Ideally, I would like to be able to handle these cases with some sort of check on certain input rules, which could evaluate the number of reads in an input file and choose whether or not to continue with that portion of the workflow graph. Has anyone implemented something like this successfully?
Many thanks,
-jon
I'm not aware of the possibility to not complete the workflow based on some computation happening inside the workflow. The rules to be executed are determined based on the final required output, and failure will happen if this final output cannot be generated.

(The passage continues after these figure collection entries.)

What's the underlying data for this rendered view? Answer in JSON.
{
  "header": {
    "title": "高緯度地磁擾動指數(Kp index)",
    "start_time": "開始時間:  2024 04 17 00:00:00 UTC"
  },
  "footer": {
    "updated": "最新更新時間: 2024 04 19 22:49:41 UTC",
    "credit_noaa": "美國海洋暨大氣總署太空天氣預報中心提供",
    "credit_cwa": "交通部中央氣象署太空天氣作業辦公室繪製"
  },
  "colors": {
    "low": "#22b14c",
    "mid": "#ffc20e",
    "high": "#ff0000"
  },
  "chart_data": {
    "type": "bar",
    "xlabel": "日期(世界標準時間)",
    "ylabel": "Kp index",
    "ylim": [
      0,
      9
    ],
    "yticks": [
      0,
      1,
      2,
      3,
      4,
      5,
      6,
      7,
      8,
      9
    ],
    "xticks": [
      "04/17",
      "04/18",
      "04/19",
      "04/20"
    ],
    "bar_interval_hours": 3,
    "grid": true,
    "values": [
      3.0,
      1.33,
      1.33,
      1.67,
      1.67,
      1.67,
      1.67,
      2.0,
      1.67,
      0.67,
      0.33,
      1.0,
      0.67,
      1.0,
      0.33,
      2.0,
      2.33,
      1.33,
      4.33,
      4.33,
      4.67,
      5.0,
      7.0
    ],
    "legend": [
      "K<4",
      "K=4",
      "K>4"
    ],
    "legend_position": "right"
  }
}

One approach could be catch the particular tool failure (try ... except construct in a run section or return code handling in a shell section) and generate a dummy output file for the corresponding rule, and have the downstream rules "propagate" dummy file generation based on a test identifying the rule's input as such a dummy file.
Another approach could be to pre-process the data outside of your snakemake workflow to determine which input to skip, and then use some filtering on the wildcards combinations as described here: https://stackoverflow.com/a/41185568/1878788.
I've been trying to find a solution to this issue as well.
Thus far I think I've identified a few potential solution but have yet to be able to correctly implement them.
I use seqkit stats to quickly generate a txt file and use the num_seqs column to filter with. You can write a quick pandas function to return a list of files which pass your threshold, and I use config.yaml to pass the minimum read threshold:
def get_passing_fastq_files(wildcards):
qc = pd.read_table('fastq.stats.txt').fillna(0)
passing = list(qc[qc['num_seqs'] > config['minReads']]['file'])
return passing
Trying to implement that as an input function in Snakemake has been an esoteric nightmare to be honest. Probably my own lack of nuanced understand about the Wildcards object.
I think the use of a checkpoint is also necessary in the process to force Snakemake to recompute the DAG after filtering samples out. Haven't been able to connect all the dots yet however, and I'm trying to avoid janky solutions that use token files etc.